In his even greater novel that very few people bother to read these days — if they bother to read at all — Dostoevsky visits the claim once again. In this novel the situation involves a discussion between Ivan and Alyosha Karamazov in the novel about The Brothers Karamazov. Ivan, the intellectual skeptic confronts his pure and naive brother Alyosha with the following conundrum:

“Tell me straight out, I call on you — answer me: imagine that you yourself are building the edifice of human destiny with the object of making people happy in the end, of giving them peace and rest at last, but for that you must inevitably and unavoidably torture just one tiny [child]. . . and raise your edifice on the foundation of her unrequited tears — would you agree to be the architect on such conditions? Tell me the truth?”

And Alyosha said softly, “No I would not agree.”

“And can you admit the idea that the people for whom you are building would agree to accept their happiness on the unjustified blood of a tortured child, and, having accepted it, to remain forever happy?”
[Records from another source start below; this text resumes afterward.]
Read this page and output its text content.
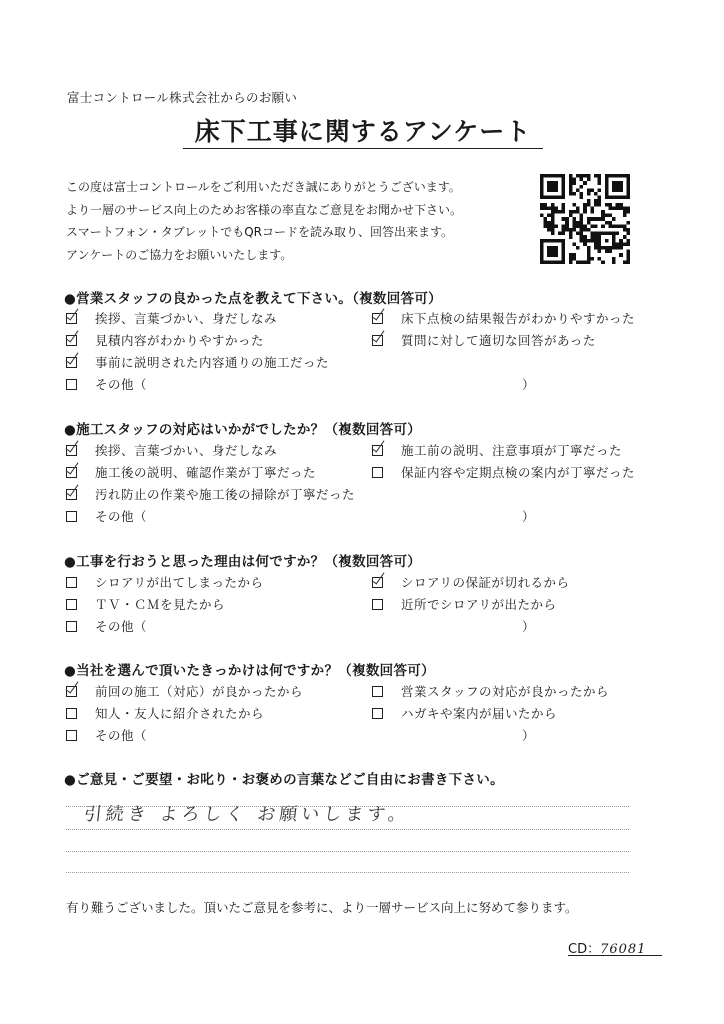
富士コントロール株式会社からのお願い
床下工事に関するアンケート
この度は富士コントロールをご利用いただき誠にありがとうございます。
より一層のサービス向上のためお客様の率直なご意見をお聞かせ下さい。
スマートフォン・タブレットでもQRコードを読み取り、回答出来ます。
アンケートのご協力をお願いいたします。
●営業スタッフの良かった点を教えて下さい。（複数回答可）
挨拶、言葉づかい、身だしなみ	床下点検の結果報告がわかりやすかった
見積内容がわかりやすかった	質問に対して適切な回答があった
事前に説明された内容通りの施工だった
その他（	）
●施工スタッフの対応はいかがでしたか？（複数回答可）
挨拶、言葉づかい、身だしなみ	施工前の説明、注意事項が丁寧だった
施工後の説明、確認作業が丁寧だった	保証内容や定期点検の案内が丁寧だった
汚れ防止の作業や施工後の掃除が丁寧だった
その他（	）
●工事を行おうと思った理由は何ですか？（複数回答可）
シロアリが出てしまったから	シロアリの保証が切れるから
ＴＶ・ＣＭを見たから	近所でシロアリが出たから
その他（	）
●当社を選んで頂いたきっかけは何ですか？（複数回答可）
前回の施工（対応）が良かったから	営業スタッフの対応が良かったから
知人・友人に紹介されたから	ハガキや案内が届いたから
その他（	）
●ご意見・ご要望・お叱り・お褒めの言葉などご自由にお書き下さい。
引続き よろしく お願いします。
有り難うございました。頂いたご意見を参考に、より一層サービス向上に努めて参ります。
CD：76081
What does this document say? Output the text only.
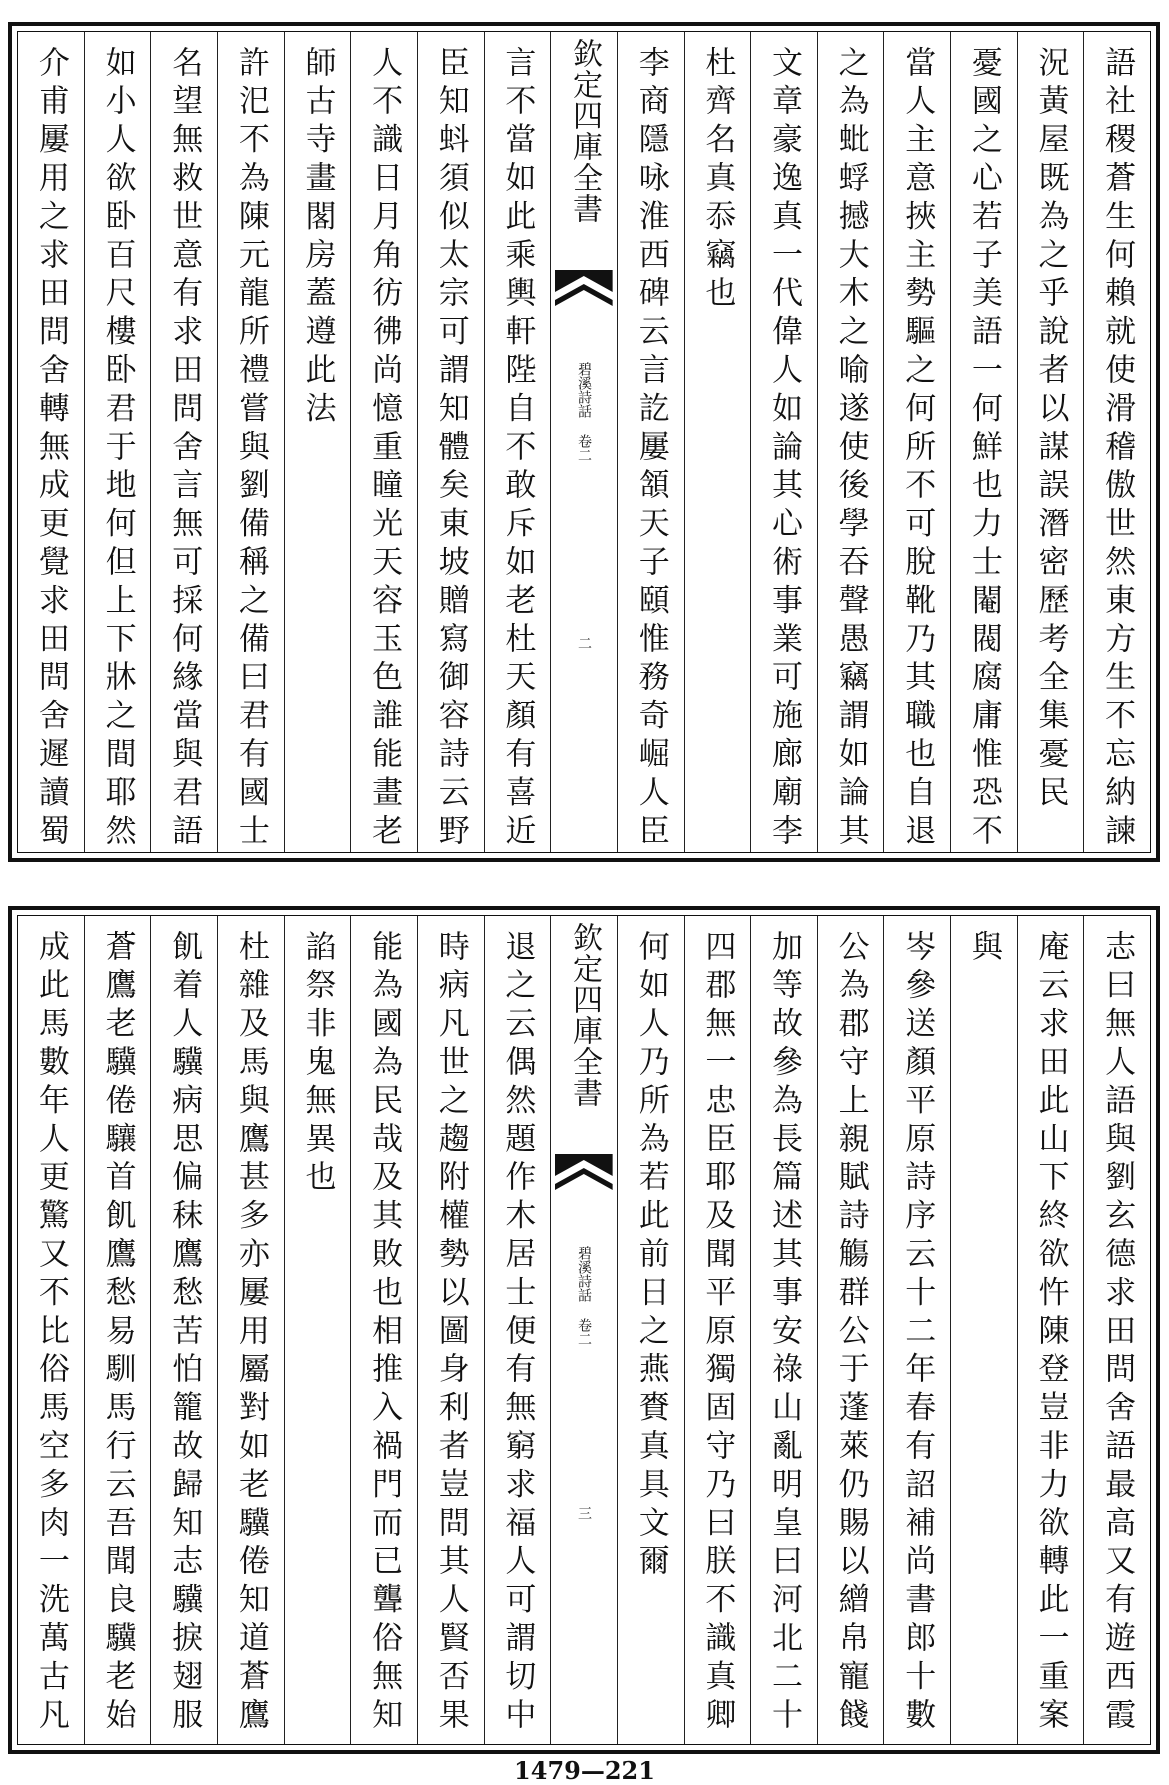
語社稷蒼生何賴就使滑稽傲世然東方生不忘納諫
況黃屋既為之乎說者以謀誤潛密歷考全集憂民
憂國之心若子美語一何鮮也力士閹閥腐庸惟恐不
當人主意挾主勢驅之何所不可脫靴乃其職也自退
之為蚍蜉撼大木之喻遂使後學吞聲愚竊謂如論其
文章豪逸真一代偉人如論其心術事業可施廊廟李
杜齊名真忝竊也
李商隱咏淮西碑云言訖屢頷天子頤惟務奇崛人臣
欽定四庫全書
碧溪詩話 卷二
二
言不當如此乘輿軒陛自不敢斥如老杜天顏有喜近
臣知蚪須似太宗可謂知體矣東坡贈寫御容詩云野
人不識日月角彷彿尚憶重瞳光天容玉色誰能畫老
師古寺畫閣房蓋遵此法
許汜不為陳元龍所禮嘗與劉備稱之備曰君有國士
名望無救世意有求田問舍言無可採何緣當與君語
如小人欲卧百尺樓卧君于地何但上下牀之間耶然
介甫屢用之求田問舍轉無成更覺求田問舍遲讀蜀
志曰無人語與劉玄德求田問舍語最高又有遊西霞
庵云求田此山下終欲忤陳登豈非力欲轉此一重案
與
岑參送顏平原詩序云十二年春有詔補尚書郎十數
公為郡守上親賦詩觴群公于蓬萊仍賜以繒帛寵餞
加等故參為長篇述其事安祿山亂明皇曰河北二十
四郡無一忠臣耶及聞平原獨固守乃曰朕不識真卿
何如人乃所為若此前日之燕賚真具文爾
欽定四庫全書
碧溪詩話 卷二
三
退之云偶然題作木居士便有無窮求福人可謂切中
時病凡世之趨附權勢以圖身利者豈問其人賢否果
能為國為民哉及其敗也相推入禍門而已聾俗無知
諂祭非鬼無異也
杜雜及馬與鷹甚多亦屢用屬對如老驥倦知道蒼鷹
飢着人驥病思偏秣鷹愁苦怕籠故歸知志驥捩翅服
蒼鷹老驥倦驤首飢鷹愁易馴馬行云吾聞良驥老始
成此馬數年人更驚又不比俗馬空多肉一洗萬古凡
1479—221
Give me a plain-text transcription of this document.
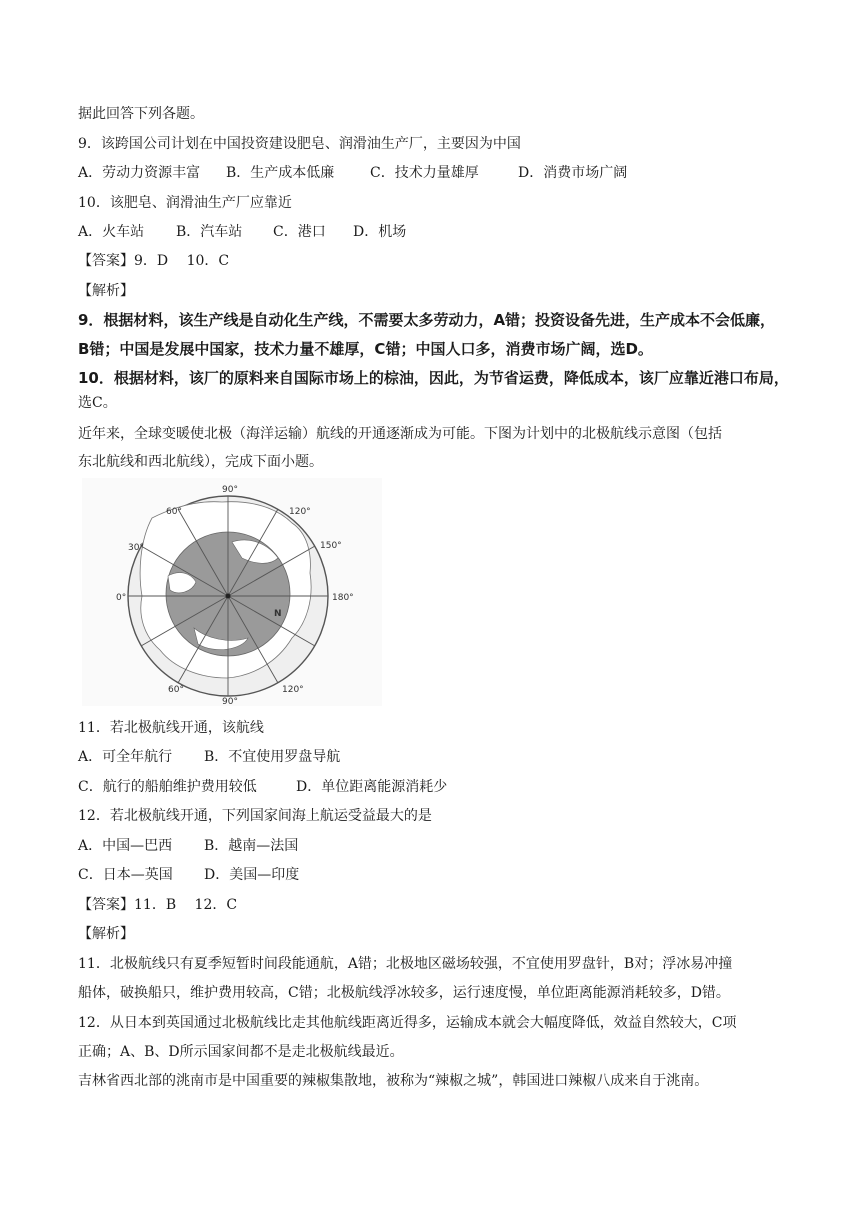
据此回答下列各题。
9．该跨国公司计划在中国投资建设肥皂、润滑油生产厂，主要因为中国
A．劳动力资源丰富 B．生产成本低廉	C．技术力量雄厚	D．消费市场广阔
10．该肥皂、润滑油生产厂应靠近
A．火车站 B．汽车站 C．港口 D．机场
【答案】9．D　 10．C
【解析】
9．根据材料，该生产线是自动化生产线，不需要太多劳动力，A错；投资设备先进，生产成本不会低廉，
B错；中国是发展中国家，技术力量不雄厚，C错；中国人口多，消费市场广阔，选D。
10．根据材料，该厂的原料来自国际市场上的棕油，因此，为节省运费，降低成本，该厂应靠近港口布局，
选C。
近年来，全球变暖使北极（海洋运输）航线的开通逐渐成为可能。下图为计划中的北极航线示意图（包括
东北航线和西北航线），完成下面小题。
90°
120°
150°
180°
60°
30°
0°
60°
90°
120°
N
11．若北极航线开通，该航线
A．可全年航行 B．不宜使用罗盘导航
C．航行的船舶维护费用较低	D．单位距离能源消耗少
12．若北极航线开通，下列国家间海上航运受益最大的是
A．中国—巴西 B．越南—法国
C．日本—英国 D．美国—印度
【答案】11．B　 12．C
【解析】
11．北极航线只有夏季短暂时间段能通航，A错；北极地区磁场较强，不宜使用罗盘针，B对；浮冰易冲撞
船体，破换船只，维护费用较高，C错；北极航线浮冰较多，运行速度慢，单位距离能源消耗较多，D错。
12．从日本到英国通过北极航线比走其他航线距离近得多，运输成本就会大幅度降低，效益自然较大，C项
正确；A、B、D所示国家间都不是走北极航线最近。
吉林省西北部的洮南市是中国重要的辣椒集散地，被称为“辣椒之城”，韩国进口辣椒八成来自于洮南。
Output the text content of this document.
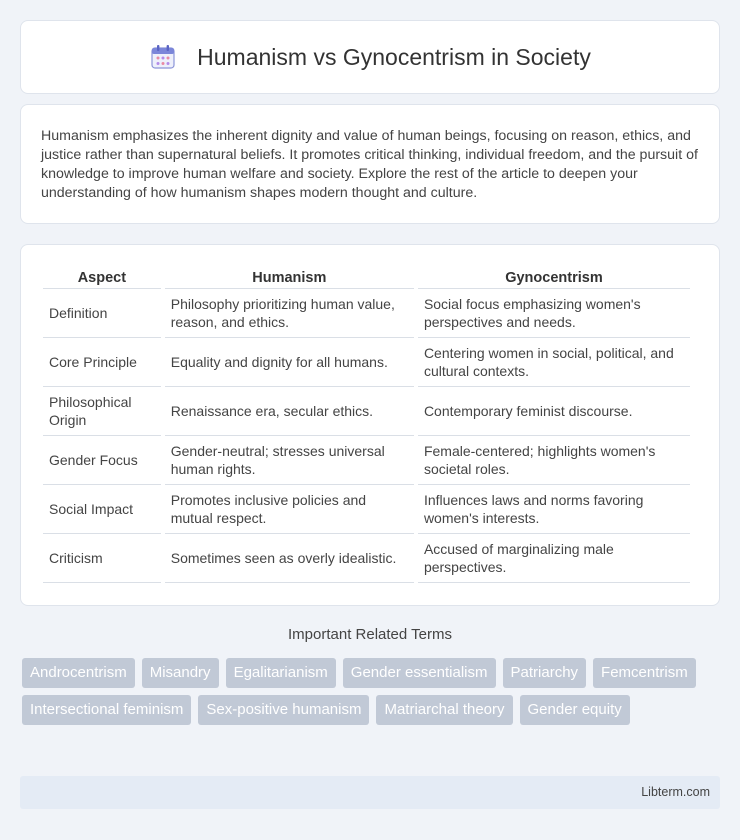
Humanism vs Gynocentrism in Society

Humanism emphasizes the inherent dignity and value of human beings, focusing on reason, ethics, and justice rather than supernatural beliefs. It promotes critical thinking, individual freedom, and the pursuit of knowledge to improve human welfare and society. Explore the rest of the article to deepen your understanding of how humanism shapes modern thought and culture.

Aspect	Humanism	Gynocentrism
Definition	Philosophy prioritizing human value, reason, and ethics.	Social focus emphasizing women's perspectives and needs.
Core Principle	Equality and dignity for all humans.	Centering women in social, political, and cultural contexts.
Philosophical Origin	Renaissance era, secular ethics.	Contemporary feminist discourse.
Gender Focus	Gender-neutral; stresses universal human rights.	Female-centered; highlights women's societal roles.
Social Impact	Promotes inclusive policies and mutual respect.	Influences laws and norms favoring women's interests.
Criticism	Sometimes seen as overly idealistic.	Accused of marginalizing male perspectives.
Important Related Terms
Androcentrism	Misandry	Egalitarianism	Gender essentialism	Patriarchy	Femcentrism
Intersectional feminism	Sex-positive humanism	Matriarchal theory	Gender equity
Libterm.com
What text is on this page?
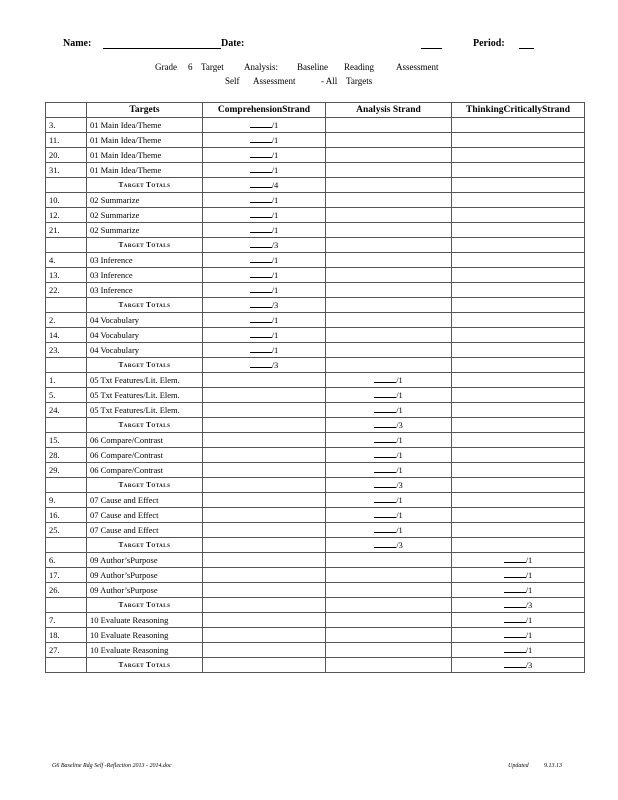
Name:	Date:	Period:
Grade 6 Target Analysis: Baseline Reading Assessment
Self Assessment	- All Targets
	Targets	ComprehensionStrand	Analysis Strand	ThinkingCriticallyStrand
3.	01 Main Idea/Theme	/1		
11.	01 Main Idea/Theme	/1		
20.	01 Main Idea/Theme	/1		
31.	01 Main Idea/Theme	/1		
	Target Totals	/4		
10.	02 Summarize	/1		
12.	02 Summarize	/1		
21.	02 Summarize	/1		
	Target Totals	/3		
4.	03 Inference	/1		
13.	03 Inference	/1		
22.	03 Inference	/1		
	Target Totals	/3		
2.	04 Vocabulary	/1		
14.	04 Vocabulary	/1		
23.	04 Vocabulary	/1		
	Target Totals	/3		
1.	05 Txt Features/Lit. Elem.		/1	
5.	05 Txt Features/Lit. Elem.		/1	
24.	05 Txt Features/Lit. Elem.		/1	
	Target Totals		/3	
15.	06 Compare/Contrast		/1	
28.	06 Compare/Contrast		/1	
29.	06 Compare/Contrast		/1	
	Target Totals		/3	
9.	07 Cause and Effect		/1	
16.	07 Cause and Effect		/1	
25.	07 Cause and Effect		/1	
	Target Totals		/3	
6.	09 Author’sPurpose			/1
17.	09 Author’sPurpose			/1
26.	09 Author’sPurpose			/1
	Target Totals			/3
7.	10 Evaluate Reasoning			/1
18.	10 Evaluate Reasoning			/1
27.	10 Evaluate Reasoning			/1
	Target Totals			/3
G6 Baseline Rdg Self -Reflection 2013 - 2014.doc	Updated	9.13.13
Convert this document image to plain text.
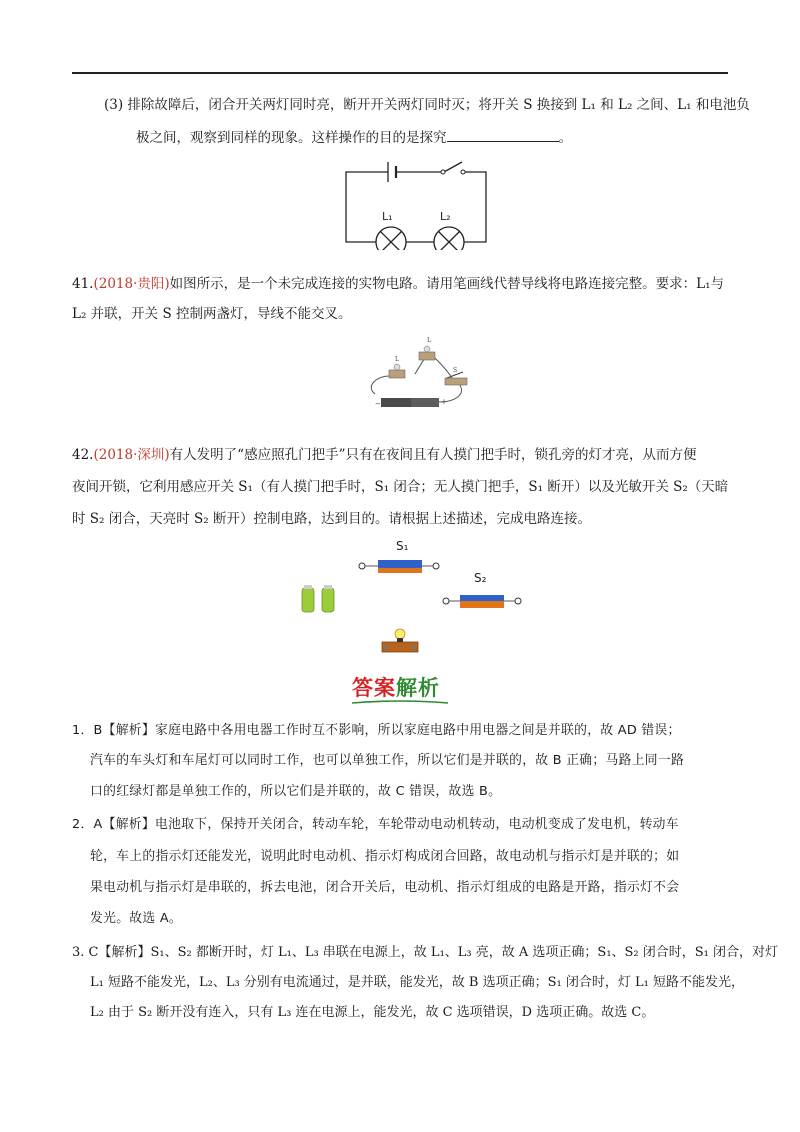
(3) 排除故障后，闭合开关两灯同时亮，断开开关两灯同时灭；将开关 S 换接到 L₁ 和 L₂ 之间、L₁ 和电池负
极之间，观察到同样的现象。这样操作的目的是探究	。
L₁	L₂
41.(2018·贵阳)如图所示，是一个未完成连接的实物电路。请用笔画线代替导线将电路连接完整。要求：L₁与
L₂ 并联，开关 S 控制两盏灯，导线不能交叉。
L
L
S
−	+
42.(2018·深圳)有人发明了“感应照孔门把手”只有在夜间且有人摸门把手时，锁孔旁的灯才亮，从而方便
夜间开锁，它利用感应开关 S₁（有人摸门把手时，S₁ 闭合；无人摸门把手，S₁ 断开）以及光敏开关 S₂（天暗
时 S₂ 闭合，天亮时 S₂ 断开）控制电路，达到目的。请根据上述描述，完成电路连接。
S₁
S₂
答案解析
1．B【解析】家庭电路中各用电器工作时互不影响，所以家庭电路中用电器之间是并联的，故 AD 错误；
汽车的车头灯和车尾灯可以同时工作，也可以单独工作，所以它们是并联的，故 B 正确；马路上同一路
口的红绿灯都是单独工作的，所以它们是并联的，故 C 错误，故选 B。
2．A【解析】电池取下，保持开关闭合，转动车轮，车轮带动电动机转动，电动机变成了发电机，转动车
轮，车上的指示灯还能发光，说明此时电动机、指示灯构成闭合回路，故电动机与指示灯是并联的；如
果电动机与指示灯是串联的，拆去电池，闭合开关后，电动机、指示灯组成的电路是开路，指示灯不会
发光。故选 A。
3. C【解析】S₁、S₂ 都断开时，灯 L₁、L₃ 串联在电源上，故 L₁、L₃ 亮，故 A 选项正确；S₁、S₂ 闭合时，S₁ 闭合，对灯
L₁ 短路不能发光，L₂、L₃ 分别有电流通过，是并联，能发光，故 B 选项正确；S₁ 闭合时，灯 L₁ 短路不能发光，
L₂ 由于 S₂ 断开没有连入，只有 L₃ 连在电源上，能发光，故 C 选项错误，D 选项正确。故选 C。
“No, I cannot admit it, brother.”

Ivan is alluding to a story that he told Alyosha (one of several) — which Dostoevsky himself clipped from the newspaper and worked into his novel — about a five-year old child who was beaten and kicked by her parents and then locked in an outhouse over a cold winter’s night because she had wet her bed the night before. In the night she “beat herself on her strained little chest with her tiny fist and weeps. . . for ‘dear God’ to protect her” to no avail. The next day her parents washed her face with her own excrement so she would learn her lesson. It’s a horrible story, but that sort of thing happens in the “real world” while philosophers in their studies sit and muse about the right and the good and come up with theories about what is good “in the long run.”

We live today in a world where little girls are not beaten and locked in privies overnight, we hope. But we live at a time when it has become commonplace to direct small, pilotless planes into crowded streets alive with women and small children to target a “known” enemy of the political state.  We, of course, rely completely on the veracity of spies and agents to correctly identify the “target.” These trustworthy people know who the “bad guys” are and they point them out. The planes are then sent in and if they hit a few innocent women and children it does not matter as long as the bad guy is “taken out.”

This is done in the name of “national security,” of course. The end justifies the means, just as Machiavelli said. And because “they” hit us first and killed 3000 innocent people we can justify killing half again as many of “them” in the name of self-defense, even if we know we are killing innocent women and children. It is not quite as terrible as the story that Dostoevsky tells, but apparently, unlike Alyosha, we seem to be perfectly happy with it.